House Republicans Introduce Secure Data Act to Strengthen U.S. Digital Privacy Rights

House Republicans Unveil Secure Data Act to Address U.S. Digital Privacy Gaps

House Republicans introduced the Secure Data Act on Wednesday, marking Congress’ latest attempt to establish comprehensive digital privacy legislation for Americans. The bill seeks to empower consumers with greater control over their personal data while imposing stricter requirements on businesses to ensure transparency and accountability.

Key Provisions of the Secure Data Act

The Secure Data Act includes several provisions designed to protect consumer data:

• Opt-out rights: Consumers can opt out of data collection by individual businesses for purposes such as targeted advertising, selling to third parties, or use in automated decision-making.
• Transparency requirements: Companies must inform consumers when their personal data is collected or used, provide a portable version of that data, and obtain parental consent for data collection involving teenagers.
• Data minimization: Businesses must limit data collection to what is "adequate, relevant, and reasonably necessary," and only for purposes disclosed to consumers in advance.
• Third-party disclosures: Companies must disclose any third parties with whom they share or sell consumer data, including adversarial foreign governments such as Russia and China.
• FTC oversight: The Federal Trade Commission (FTC) would gain greater authority to regulate data brokers, including a new national registry requiring registration and compliance with data minimization, disclosure, and security mandates.

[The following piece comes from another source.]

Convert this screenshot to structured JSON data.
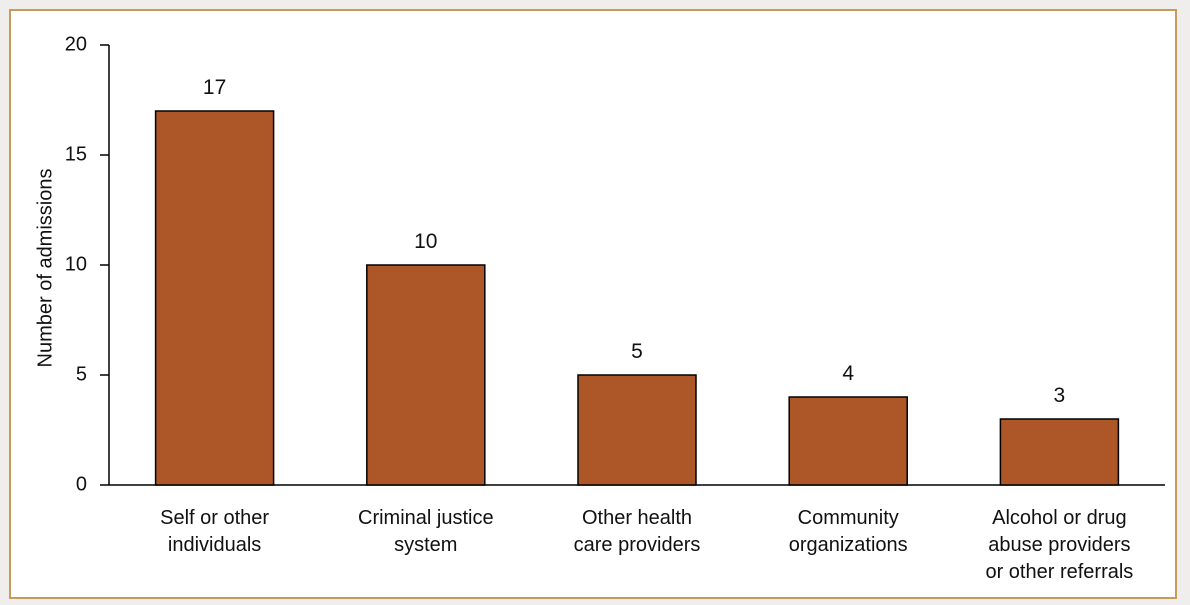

"This bill establishes clear, enforceable protections so that Americans remain in charge of their own data and companies are held accountable for its safe keeping."

Bill’s Origins and Drafting Process

The Secure Data Act is the result of over 16 months of internal discussions and consensus-building among House Republicans. A working group led by Rep. John Joyce (R-Pa.) and other House Republicans solicited feedback from 170 organizations and received more than 250 public responses to a Request for Information released last year.

However, House Republicans did not involve Democratic members in the drafting process, which observers suggest could complicate efforts to secure bipartisan support. Cobun Zwiefel-Keegan, managing director at the International Association of Privacy Professionals, noted that while the bill’s drafters may challenge Democrats to support it, there are "plenty of ways that people will point to how it’s weaker" compared to existing state-level privacy laws.

Comparison to Existing State Privacy Laws

Zwiefel-Keegan told CyberScoop that, based on the draft and discussions on Capitol Hill, the Secure Data Act most closely resembles privacy laws recently passed in states like Virginia and Kentucky—the home state of Rep. Guthrie. These laws emphasize providing notice and opt-out rights to consumers while tying business compliance to "reasonable" standards of evidence that they acted to protect consumer data.

Additionally, the bill could further empower the FTC and state attorneys general to investigate and sanction bad actors, aligning with broader efforts to strengthen enforcement mechanisms in digital privacy regulation.

Potential Challenges Ahead

The partisan drafting process may pose challenges for the Secure Data Act’s path to becoming law. Without early bipartisan engagement, the bill could face resistance in a divided Congress. However, its introduction reflects growing momentum among Republicans to address digital privacy at the federal level, particularly as state-level laws continue to proliferate.